Embattled department store Debenhams (DEB) is in demand, rising 5% to 81.43p on some tweaks to its strategy and relief today's half-year figures contain no further nasty surprises. However the share price rebound comes despite further forecast downgrades, reflecting gloomy gross margin guidance from the structurally-challenged High Street giant.

You can drill down into the finer details of the British heritage brand's disappointing numbers but to re-cap, pre-tax profits are down 24.5% to £85.2 million over the 26 weeks to 1 March. That's in-line with a New Year's Eve profits warning, Debenhams' third earnings alert of 2013. This followed disappointing clothing sales and margin-crimping promotions to shift stock after a poor Christmas and prompted the resignation of finance director Simon Herrick in January.


The FTSE 250 firm's trading travails have in part been caused by a reliance on swingeing promotions to drive footfall. The retailer also faces structural pressures on its physical stores as tech-savvy consumers shift spending online. That said, the store group's web-based sales surged 24.1% higher to £241.2 million in the half, helping like-for-like sales edge 1.5% ahead for a sixth half of growth on the spin.

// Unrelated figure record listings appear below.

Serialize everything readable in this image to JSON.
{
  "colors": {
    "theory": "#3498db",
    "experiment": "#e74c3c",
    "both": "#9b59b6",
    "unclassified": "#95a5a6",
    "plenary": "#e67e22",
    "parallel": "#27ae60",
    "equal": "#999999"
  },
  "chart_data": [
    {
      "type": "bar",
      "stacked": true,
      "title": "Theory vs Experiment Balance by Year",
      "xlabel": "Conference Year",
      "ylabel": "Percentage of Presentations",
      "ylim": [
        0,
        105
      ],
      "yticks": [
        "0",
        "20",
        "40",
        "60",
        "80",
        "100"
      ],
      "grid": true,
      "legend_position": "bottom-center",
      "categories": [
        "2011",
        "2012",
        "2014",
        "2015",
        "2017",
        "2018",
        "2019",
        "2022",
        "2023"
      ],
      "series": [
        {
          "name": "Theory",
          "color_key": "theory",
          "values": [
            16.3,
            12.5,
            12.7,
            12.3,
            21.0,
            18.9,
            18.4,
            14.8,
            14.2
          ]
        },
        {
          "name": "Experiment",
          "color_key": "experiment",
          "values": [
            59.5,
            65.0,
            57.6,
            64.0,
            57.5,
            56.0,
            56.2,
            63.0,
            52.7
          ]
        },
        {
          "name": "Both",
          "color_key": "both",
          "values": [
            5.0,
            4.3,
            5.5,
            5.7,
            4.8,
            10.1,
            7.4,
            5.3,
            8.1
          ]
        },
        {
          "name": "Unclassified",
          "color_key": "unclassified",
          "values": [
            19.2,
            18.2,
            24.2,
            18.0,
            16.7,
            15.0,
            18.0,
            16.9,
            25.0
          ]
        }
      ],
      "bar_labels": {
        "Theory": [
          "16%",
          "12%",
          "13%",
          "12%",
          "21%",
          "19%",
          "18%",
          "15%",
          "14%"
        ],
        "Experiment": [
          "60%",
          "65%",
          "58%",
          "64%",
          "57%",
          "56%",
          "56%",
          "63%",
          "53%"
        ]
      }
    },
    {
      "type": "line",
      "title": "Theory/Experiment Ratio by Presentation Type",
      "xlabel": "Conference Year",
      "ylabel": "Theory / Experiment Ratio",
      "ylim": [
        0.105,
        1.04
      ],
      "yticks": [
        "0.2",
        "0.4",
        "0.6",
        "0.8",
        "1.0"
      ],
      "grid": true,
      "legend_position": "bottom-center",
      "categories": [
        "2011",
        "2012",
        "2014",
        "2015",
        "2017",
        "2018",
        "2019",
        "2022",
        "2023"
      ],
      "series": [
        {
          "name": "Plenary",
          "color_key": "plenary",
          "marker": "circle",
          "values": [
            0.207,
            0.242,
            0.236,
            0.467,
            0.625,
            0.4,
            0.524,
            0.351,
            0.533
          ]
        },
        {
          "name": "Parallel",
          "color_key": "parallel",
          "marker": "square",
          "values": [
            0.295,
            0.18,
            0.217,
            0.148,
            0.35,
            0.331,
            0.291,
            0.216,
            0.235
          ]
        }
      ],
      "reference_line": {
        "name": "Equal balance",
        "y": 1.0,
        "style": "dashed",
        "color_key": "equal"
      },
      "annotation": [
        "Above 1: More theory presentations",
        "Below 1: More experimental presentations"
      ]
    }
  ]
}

Today's 'new' news includes a strategy update from under-fire chief executive Michael Sharp. He says Debenhams will introduce clearer promotional periods with fewer markdown days, having seen the impact of its offers diluted by widespread industry price-cutting during the festive run-up. Sharp also concedes the trend towards convenience has left rivals with superior multi-channel businesses with an edge. In response, the £940 million cap will invest in more competitive online service options in time for Christmas and will introduce wholesale and licencing models to help expand the brand internationally.

Investec Securities' well-followed retail analyst Kate Calvert appears distinctly unimpressed by 'some tweaking in emphasis' to the growth strategy. 'We are unconvinced there is a quick fix and believe the investment needed will hold back profits, though we can see a small bounce in full year 2015 profits from lower markdown', writes the retail analyst, who believes 'management should cut back on promotions and invest in product quality as the brands have been devalued by all the discounting.'

Calvert reiterates her 'sell' rating and cuts her published price target from 67p to 64p. Year-to-August taxable profits are downgraded by 4% to £110.2 million, suggesting a sharp 23% year-on-year decline. The latest in a series of downgrades factors in worse-than-expected gross margin guidance of a fall of between 50 and 70 basis points, not to mention a higher-than-forecast net interest bill at the indebted group.